Debraj Mitra   |   Calcutta   |   Published 27.06.20, 03:00 AM

A fishing cat, Bengal’s state animal, was poisoned and killed in a village in Howrah on June 11, animal lovers and some villagers have alleged.

They said the fishing cat was pregnant and that it had been poisoned. A forest official said there was no conclusive evidence of either.

More than a fortnight has passed since the carcass was found near a water body in a village in Amta Block I, around 40km from the heart of Calcutta. The forest department has so far registered a case of an “undetected offence”.

Fishing cat, baghrol in Bengali, is listed as endangered by the International Union for Conservation of Nature and included in Schedule I of the Indian Wildlife (Protection) Act, 1972. Killing the animal can lead to five years in jail.

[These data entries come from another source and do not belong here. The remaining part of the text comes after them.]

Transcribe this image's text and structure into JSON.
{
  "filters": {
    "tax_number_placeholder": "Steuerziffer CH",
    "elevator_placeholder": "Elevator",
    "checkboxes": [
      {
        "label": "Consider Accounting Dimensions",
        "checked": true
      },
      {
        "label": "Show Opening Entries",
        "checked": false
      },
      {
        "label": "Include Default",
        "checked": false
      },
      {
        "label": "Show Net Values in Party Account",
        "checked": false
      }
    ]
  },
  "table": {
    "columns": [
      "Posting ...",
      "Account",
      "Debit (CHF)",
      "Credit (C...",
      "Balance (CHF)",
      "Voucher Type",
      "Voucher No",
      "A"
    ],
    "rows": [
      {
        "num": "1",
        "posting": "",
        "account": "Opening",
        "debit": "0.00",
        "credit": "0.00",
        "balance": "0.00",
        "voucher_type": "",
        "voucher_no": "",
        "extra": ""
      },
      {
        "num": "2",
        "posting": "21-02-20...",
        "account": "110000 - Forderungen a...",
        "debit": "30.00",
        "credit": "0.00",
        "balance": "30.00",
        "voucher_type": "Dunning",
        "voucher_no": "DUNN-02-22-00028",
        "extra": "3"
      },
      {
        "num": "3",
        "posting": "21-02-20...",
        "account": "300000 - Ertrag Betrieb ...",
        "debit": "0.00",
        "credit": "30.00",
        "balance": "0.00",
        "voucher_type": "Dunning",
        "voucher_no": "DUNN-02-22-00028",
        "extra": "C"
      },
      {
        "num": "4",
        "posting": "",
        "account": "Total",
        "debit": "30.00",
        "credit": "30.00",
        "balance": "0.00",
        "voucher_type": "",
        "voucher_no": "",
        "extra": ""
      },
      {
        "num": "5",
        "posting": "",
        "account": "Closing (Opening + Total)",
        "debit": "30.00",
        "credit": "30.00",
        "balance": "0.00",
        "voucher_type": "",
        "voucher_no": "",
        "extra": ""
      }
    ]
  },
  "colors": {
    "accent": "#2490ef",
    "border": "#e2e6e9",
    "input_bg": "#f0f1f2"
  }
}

The June 11 incident, from Udang village in Amta Block I, was reported to the forest department by a schoolteacher. The fishing cat was found by a group of residents near a water body.

Raju Sarkar, the divisional forest officer of Howrah, said the post-mortem report showed the cat had died of head injuries. “The official reason of death was trauma from cardio-respiratory failure.”

Sarkar said tests did not find any “conclusive evidence” that the animal had been poisoned. Asked if it was pregnant, Sarkar said he had no such information.

There has been no arrest so far, he said. “We have drawn up a case of an undetected offence.”

“Some residents said the cat was pregnant and that it had been poisoned because it was feeding on fish from the water body. If the cat was pregnant then at least three more cats were killed, along with the mother,” Tiasa Adhya, a member of Human and Environment Alliance League, said.

The body had injury marks on the head, indicating the animal was first poisoned and then hit on the head, Adhya said.

Adhya has been researching on fishing cats in Bengal for close to a decade.

A day before the Amta incident another fishing cat was trapped, killed and skinned — apparently for its meat — by some residents of a village in West Midnapore. Metro had reported that killing. Of the two suspects in the West Midnapore case, one has been arrested, a forest official said.

The nocturnal animal thrives in wetlands and feeds mostly on fish. Their numbers have dwindled because of shrinking wetlands forcing them to stray into human settlements and prey on fish in ponds and livestock.

The forest department has launched multiple initiatives to spread awareness about fishing cats and promote their conservation.